Le compromis sur la tactique, oui, toujours ; le compromis sur le but, jamais. Voilà la ligne que j'ai tracée toute ma vie, et elle m'a coûté des amitiés à gauche comme des soutiens prudents. On m'a pressé d'accepter des demi-mesures : un peu d'égalité maintenant, le reste plus tard. Mais « plus tard » est le mot le plus cruel de la langue américaine ; il a enterré trois générations des nôtres. Je peux discuter du calendrier, du chemin, des étapes. Je ne discuterai jamais de savoir si un homme noir mérite les mêmes droits qu'un homme blanc — cela n'est pas négociable, cela est fondateur. Un allié qui n'accepte pas ce socle n'est pas un allié, c'est un retardataire qu'il faudra convaincre en marchant.
« Plus tard » est le mot le plus cruel de la langue américaine.

—Nous rêvons ensemble d'un grand rassemblement dans la capitale. Vous portez ce projet depuis 1941 — pourquoi croyez-vous que l'heure est venue ?
Parce que la génération que tu incarnes, mon frère, a fait descendre la peur dans la rue et l'a remplacée par la foule.

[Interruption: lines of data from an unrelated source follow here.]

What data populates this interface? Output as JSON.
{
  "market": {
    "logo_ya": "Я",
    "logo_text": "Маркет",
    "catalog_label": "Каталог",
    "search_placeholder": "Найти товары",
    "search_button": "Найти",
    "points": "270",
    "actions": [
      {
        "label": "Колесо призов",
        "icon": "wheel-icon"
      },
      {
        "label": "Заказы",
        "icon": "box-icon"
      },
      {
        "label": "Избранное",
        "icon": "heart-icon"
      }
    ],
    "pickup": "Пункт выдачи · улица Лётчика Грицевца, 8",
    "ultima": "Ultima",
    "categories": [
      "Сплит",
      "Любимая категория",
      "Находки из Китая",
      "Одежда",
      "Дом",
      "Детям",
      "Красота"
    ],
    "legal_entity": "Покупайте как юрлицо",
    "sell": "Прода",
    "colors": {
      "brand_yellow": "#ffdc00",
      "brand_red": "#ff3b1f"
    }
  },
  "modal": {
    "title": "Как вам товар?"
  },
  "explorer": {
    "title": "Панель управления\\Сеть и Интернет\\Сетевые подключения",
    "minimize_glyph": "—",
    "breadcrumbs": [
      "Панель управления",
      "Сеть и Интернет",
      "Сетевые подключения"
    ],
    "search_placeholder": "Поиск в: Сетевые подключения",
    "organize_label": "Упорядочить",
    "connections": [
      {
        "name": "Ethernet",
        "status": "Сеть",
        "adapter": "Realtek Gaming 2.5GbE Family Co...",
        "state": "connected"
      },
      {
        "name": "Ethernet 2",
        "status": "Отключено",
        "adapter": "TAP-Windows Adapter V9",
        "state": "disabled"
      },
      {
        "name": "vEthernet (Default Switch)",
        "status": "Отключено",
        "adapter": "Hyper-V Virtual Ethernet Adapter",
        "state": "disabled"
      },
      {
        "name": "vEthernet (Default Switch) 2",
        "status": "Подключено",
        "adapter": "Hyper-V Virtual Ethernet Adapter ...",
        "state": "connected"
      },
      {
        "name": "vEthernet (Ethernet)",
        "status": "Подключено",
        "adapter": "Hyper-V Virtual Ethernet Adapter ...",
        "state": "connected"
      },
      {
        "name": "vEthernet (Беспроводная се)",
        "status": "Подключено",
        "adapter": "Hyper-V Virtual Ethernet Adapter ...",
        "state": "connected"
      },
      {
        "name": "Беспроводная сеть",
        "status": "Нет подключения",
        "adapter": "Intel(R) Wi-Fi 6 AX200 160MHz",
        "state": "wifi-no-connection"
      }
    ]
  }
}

En 1941, j'avais la menace mais pas encore la marée ; aujourd'hui, Montgomery, les sit-ins, les jeunes qui remplissent les prisons ont prouvé que le peuple est prêt à venir. Une marche sur Washington ne doit pas être un défilé de colère, mais une démonstration ordonnée de puissance morale : des dizaines de milliers de corps disciplinés réclamant l'emploi ET la liberté, car sans pain la liberté est un mot creux. J'attends ce jour depuis vingt ans. Que je le voie de mes yeux vieillissants, et je pourrai dire que ma vie de porter parmi les porters n'aura pas été vaine.
Sans pain la liberté est un mot creux.
—Si ce jour arrive, vous seriez le doyen à la tribune, et moi parmi les vôtres. Comment voulez-vous, vous l'aîné, ouvrir un tel rassemblement ?
Sobrement, et sans me mettre en avant. Le rôle de l'aîné n'est pas d'occuper la lumière mais d'ouvrir la porte à ceux qui la porteront plus loin. Si je monte à cette tribune, ce sera pour rappeler d'où nous venons — des wagons, des champs, des usines fermées — et pour passer la parole à des voix plus jeunes et plus ardentes que la mienne. La tienne, entre autres ; ne fais pas l'étonné. Un vieux syndicaliste sait reconnaître qui doit parler quand vient le moment. Je planterai le décor, je nommerai le combat, puis je m'effacerai. Ce que le monde retiendra ce jour-là ne sera pas mon nom, et c'est très bien ainsi — un mouvement qui dépend d'un seul homme est déjà condamné.
Un mouvement qui dépend d'un seul homme est déjà condamné.
—Vous m'avez soutenu à Montgomery sans que je vous le demande. À vos yeux, qu'est-ce qui reliait ce boycott des bus à votre combat des rails ?
Le même fil, mon ami, tendu d'un bout à l'autre du siècle : la conviction que le pouvoir des humbles réside dans leur capacité à se retirer. Mes porters pouvaient arrêter le train ; tes fidèles de Montgomery pouvaient arrêter les bus en marchant. Dans les deux cas, l'homme qu'on croyait sans force découvre qu'il tient l'économie de l'oppresseur dans le creux de sa main. J'ai soutenu ton boycott parce que j'y ai reconnu ma propre grammaire, transposée sur l'asphalte. Tu l'as revêtue d'une puissance spirituelle que je n'ai jamais eue, moi le vieux socialiste sec. Mais le muscle, dessous, est identique. Nous ne faisons pas deux luttes ; nous en menons une seule, toi avec l'âme, moi avec la mécanique.
L'homme qu'on croyait sans force découvre qu'il tient l'économie de l'oppresseur dans le creux de sa main.
Pour aller plus loin
Cette interview imaginaire a été générée par intelligence artificielle à partir des sources documentées dans la fiche de A. Philip Randolph. Elle met en scène ce que la figure aurait pu dire à partir de ce que nous savons d'elle, mais ne constitue pas un propos historique attesté. Pour les sources primaires et la documentation factuelle, consultez la fiche complète.